If You Cook With Garbage, Don't Be Surprised When Dinner Tastes Like Garbage

Everyone in my industry says they do AI now. Then you look at what they are actually feeding the model. The hard part is not the model — it is earning the right to trust the answers.

Everyone in my industry says they do AI now. The pitch decks are beautiful. The demos are impressive. The dashboards have that particular shade of gradient blue that signals "we are very smart and you should give us money."

Then you look at what they are actually feeding the model.
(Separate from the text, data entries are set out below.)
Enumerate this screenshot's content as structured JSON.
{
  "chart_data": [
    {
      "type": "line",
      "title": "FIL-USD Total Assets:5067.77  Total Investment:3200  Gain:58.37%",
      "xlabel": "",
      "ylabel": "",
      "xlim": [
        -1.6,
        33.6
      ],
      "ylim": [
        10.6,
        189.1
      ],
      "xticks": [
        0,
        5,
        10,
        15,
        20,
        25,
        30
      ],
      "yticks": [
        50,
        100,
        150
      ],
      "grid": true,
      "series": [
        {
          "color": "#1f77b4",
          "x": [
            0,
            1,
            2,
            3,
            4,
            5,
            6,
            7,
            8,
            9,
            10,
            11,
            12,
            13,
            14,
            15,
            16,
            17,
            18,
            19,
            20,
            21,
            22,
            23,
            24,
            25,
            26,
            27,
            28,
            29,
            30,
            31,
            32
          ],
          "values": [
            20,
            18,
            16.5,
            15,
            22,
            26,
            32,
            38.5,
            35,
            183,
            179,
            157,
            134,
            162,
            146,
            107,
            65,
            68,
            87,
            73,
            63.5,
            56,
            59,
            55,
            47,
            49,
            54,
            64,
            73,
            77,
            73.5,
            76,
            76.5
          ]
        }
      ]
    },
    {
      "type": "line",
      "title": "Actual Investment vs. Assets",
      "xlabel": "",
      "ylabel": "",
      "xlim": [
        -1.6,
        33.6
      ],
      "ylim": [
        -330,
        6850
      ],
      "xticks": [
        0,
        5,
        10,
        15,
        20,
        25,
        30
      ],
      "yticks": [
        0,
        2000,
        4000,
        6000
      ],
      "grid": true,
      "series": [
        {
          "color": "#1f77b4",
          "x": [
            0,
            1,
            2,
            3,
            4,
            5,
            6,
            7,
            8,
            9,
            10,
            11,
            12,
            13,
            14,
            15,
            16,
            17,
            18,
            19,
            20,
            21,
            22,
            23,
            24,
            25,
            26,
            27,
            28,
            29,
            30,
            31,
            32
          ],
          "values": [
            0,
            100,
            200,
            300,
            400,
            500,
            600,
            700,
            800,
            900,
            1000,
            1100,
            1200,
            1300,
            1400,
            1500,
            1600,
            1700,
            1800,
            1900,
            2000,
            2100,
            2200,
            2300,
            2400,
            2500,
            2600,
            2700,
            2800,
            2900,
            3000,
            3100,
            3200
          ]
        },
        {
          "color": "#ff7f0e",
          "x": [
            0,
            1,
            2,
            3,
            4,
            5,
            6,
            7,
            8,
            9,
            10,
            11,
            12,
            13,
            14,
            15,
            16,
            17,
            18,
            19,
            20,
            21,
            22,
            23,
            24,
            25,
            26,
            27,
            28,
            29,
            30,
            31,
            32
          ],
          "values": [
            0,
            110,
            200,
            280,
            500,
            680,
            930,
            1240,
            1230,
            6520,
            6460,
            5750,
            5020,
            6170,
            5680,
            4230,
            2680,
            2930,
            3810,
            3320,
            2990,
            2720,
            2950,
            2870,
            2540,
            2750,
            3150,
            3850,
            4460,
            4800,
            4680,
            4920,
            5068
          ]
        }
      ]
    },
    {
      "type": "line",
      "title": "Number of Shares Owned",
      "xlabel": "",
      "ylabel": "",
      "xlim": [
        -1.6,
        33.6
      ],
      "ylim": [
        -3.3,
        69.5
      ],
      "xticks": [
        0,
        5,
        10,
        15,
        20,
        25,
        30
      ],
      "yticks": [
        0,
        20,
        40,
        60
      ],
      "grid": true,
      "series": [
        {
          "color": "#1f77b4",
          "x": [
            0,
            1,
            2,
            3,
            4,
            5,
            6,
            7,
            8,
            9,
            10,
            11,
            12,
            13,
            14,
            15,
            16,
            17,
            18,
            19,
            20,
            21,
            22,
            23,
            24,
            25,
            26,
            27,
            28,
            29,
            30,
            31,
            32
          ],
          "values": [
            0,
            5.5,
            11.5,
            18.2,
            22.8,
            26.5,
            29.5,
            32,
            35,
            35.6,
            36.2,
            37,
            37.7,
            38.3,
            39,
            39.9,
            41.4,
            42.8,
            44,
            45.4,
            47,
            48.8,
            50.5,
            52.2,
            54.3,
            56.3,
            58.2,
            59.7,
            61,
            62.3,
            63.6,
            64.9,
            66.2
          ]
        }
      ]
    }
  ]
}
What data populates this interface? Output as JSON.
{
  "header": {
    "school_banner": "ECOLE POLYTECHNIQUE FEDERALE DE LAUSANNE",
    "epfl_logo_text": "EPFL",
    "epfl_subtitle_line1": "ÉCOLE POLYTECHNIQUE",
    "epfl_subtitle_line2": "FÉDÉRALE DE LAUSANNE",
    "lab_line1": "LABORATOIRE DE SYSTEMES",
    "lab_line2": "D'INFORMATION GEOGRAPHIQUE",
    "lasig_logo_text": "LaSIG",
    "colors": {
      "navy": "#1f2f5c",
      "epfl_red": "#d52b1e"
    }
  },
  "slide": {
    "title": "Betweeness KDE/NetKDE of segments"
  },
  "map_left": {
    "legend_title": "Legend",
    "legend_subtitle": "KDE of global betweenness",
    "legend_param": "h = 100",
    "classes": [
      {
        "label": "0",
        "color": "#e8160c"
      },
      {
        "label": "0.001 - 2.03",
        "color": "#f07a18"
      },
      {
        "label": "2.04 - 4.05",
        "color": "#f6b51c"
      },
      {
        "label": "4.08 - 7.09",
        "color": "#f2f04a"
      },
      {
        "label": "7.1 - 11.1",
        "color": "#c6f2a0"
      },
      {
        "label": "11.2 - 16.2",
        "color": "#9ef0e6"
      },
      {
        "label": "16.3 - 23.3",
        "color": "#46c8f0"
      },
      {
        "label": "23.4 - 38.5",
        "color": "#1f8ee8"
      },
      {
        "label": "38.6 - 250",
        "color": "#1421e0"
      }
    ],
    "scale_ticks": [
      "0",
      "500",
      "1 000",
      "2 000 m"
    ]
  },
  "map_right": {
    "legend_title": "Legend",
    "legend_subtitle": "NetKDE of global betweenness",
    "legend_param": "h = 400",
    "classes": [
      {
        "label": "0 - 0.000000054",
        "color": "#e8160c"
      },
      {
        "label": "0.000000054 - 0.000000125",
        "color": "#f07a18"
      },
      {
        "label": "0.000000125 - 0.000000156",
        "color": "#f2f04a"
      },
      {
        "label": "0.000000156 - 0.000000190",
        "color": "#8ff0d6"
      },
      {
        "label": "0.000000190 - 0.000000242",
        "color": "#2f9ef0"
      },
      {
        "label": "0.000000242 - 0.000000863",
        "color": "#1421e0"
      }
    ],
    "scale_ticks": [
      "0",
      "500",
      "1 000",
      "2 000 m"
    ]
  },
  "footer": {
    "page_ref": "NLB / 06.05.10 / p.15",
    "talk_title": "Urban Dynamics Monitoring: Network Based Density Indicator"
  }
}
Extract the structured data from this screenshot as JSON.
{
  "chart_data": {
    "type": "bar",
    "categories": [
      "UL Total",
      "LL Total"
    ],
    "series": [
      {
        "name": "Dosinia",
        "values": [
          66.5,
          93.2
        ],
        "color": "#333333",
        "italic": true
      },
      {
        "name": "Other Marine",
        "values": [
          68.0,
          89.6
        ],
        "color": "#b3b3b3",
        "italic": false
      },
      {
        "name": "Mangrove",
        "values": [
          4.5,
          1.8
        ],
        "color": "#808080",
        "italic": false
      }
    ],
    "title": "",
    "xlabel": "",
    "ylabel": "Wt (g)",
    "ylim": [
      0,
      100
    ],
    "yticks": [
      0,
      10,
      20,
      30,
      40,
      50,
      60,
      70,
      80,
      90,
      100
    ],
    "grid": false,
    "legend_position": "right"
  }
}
Uncleaned sensor data nobody has validated. Inventory numbers that do not reconcile because three different systems are the source of truth and none of them agree. Compliance records that were entered by hand at 2am by someone who was also watching the dry room. Financial data that has never been audited against actual bank deposits.

They take this data — this beautiful mess of approximations, duplications, and outright errors — and they pour it into a large language model. The model does what models do. It finds patterns. It generates confident answers. It produces charts and summaries that look authoritative. And nobody in the room asks the question that matters: how good was the data that went in?

I have spent the last three years at Addium building a platform that lives and dies on data accuracy. Our substrate sensors measure VWC and EC-porewater at the root zone — those two measurements are the atomic unit of every irrigation decision a grower makes. Everything about how and when to irrigate derives from them. Our climate stations track CO2, humidity, VPD, and temperature in real time.

We designed sensors that do not drift and do not require calibration. We validated that the VWC and ecPW curves do not change over time — that the numbers stay accurate and precise across the entire volumetric curve. The data is trustworthy at the hardware level before it ever reaches software. That is not an accident. That is years of engineering to make sure the foundation is solid before you build anything on top of it.

When we decided to bring AI into this, we did not start with the model. We started with the data.

The question was never "can we get a model to generate recommendations?" Any model can generate recommendations. The question was "can we trust the data enough that the recommendations are worth following?" Those are two completely different problems, and most companies skip the second one because it is boring and hard and does not demo well.

The data pipeline is the product

Your model is only as good as your worst data source. If your sensor data has never been validated against known standards, every recommendation downstream is built on a guess. If your inventory system double-counts transfers, your yield predictions are fiction. If your compliance data has gaps, your risk analysis is creative writing.

We built a revenue certification system that will not display numbers to executives unless every data point traces back to a verified source and reconciles to the penny. The dashboard literally blocks you from seeing uncertified data. That is not a feature. That is a philosophy. The system would rather show you nothing than show you something wrong.

RAG and MCP are delivery mechanisms, not magic

When we surface intelligence through the platform — whether that is through a RAG pipeline pulling from our data warehouse or an MCP server that lets any model query our APIs directly — the value is not in the retrieval mechanism. The value is that the data on the other end has been cleaned, validated, cross-referenced, and tested before the model ever sees it.

A competitor can spin up a RAG pipeline in a weekend. They can connect their database to an MCP server and let Claude or GPT query it directly. But if the database is full of garbage, all they have built is a very fast garbage delivery system.

Fine-tuned models amplify your data quality problem

A fine-tuned model trained on bad data does not just repeat the errors. It learns them. It internalizes the patterns of incorrectness and presents them with even more confidence than a general model would. You have taken garbage and promoted it to doctrine.

When we fine-tune models for specific cultivation datasets, the data preparation takes longer than the training. By a factor of ten. Because a model trained on clean data from 200 facilities will outperform a model trained on noisy data from 2,000 facilities every single time.

The question operators should be asking

When a vendor shows you their AI features, do not ask "what model are you using?" Do not ask about parameters or context windows or benchmark scores. Ask this:

"How are you validating the data before the model sees it?"

If they cannot answer that question in specific, boring, operational detail — if they wave their hands and say "we have a data pipeline" or "we clean the data" without being able to tell you exactly how — then what they have is a demo, not a product.

The model is the easy part. Any team with an API key can build a chatbot that sounds smart. The hard part is earning the right to trust the answers. And you earn that right in the data layer, not the model layer.

I have watched too many operators get excited about an AI feature, deploy it, and then quietly stop using it three months later because the answers were not reliable. They blame the model. They should blame the data.

If you cook with garbage, dinner is going to taste like garbage. No amount of seasoning fixes rotten ingredients.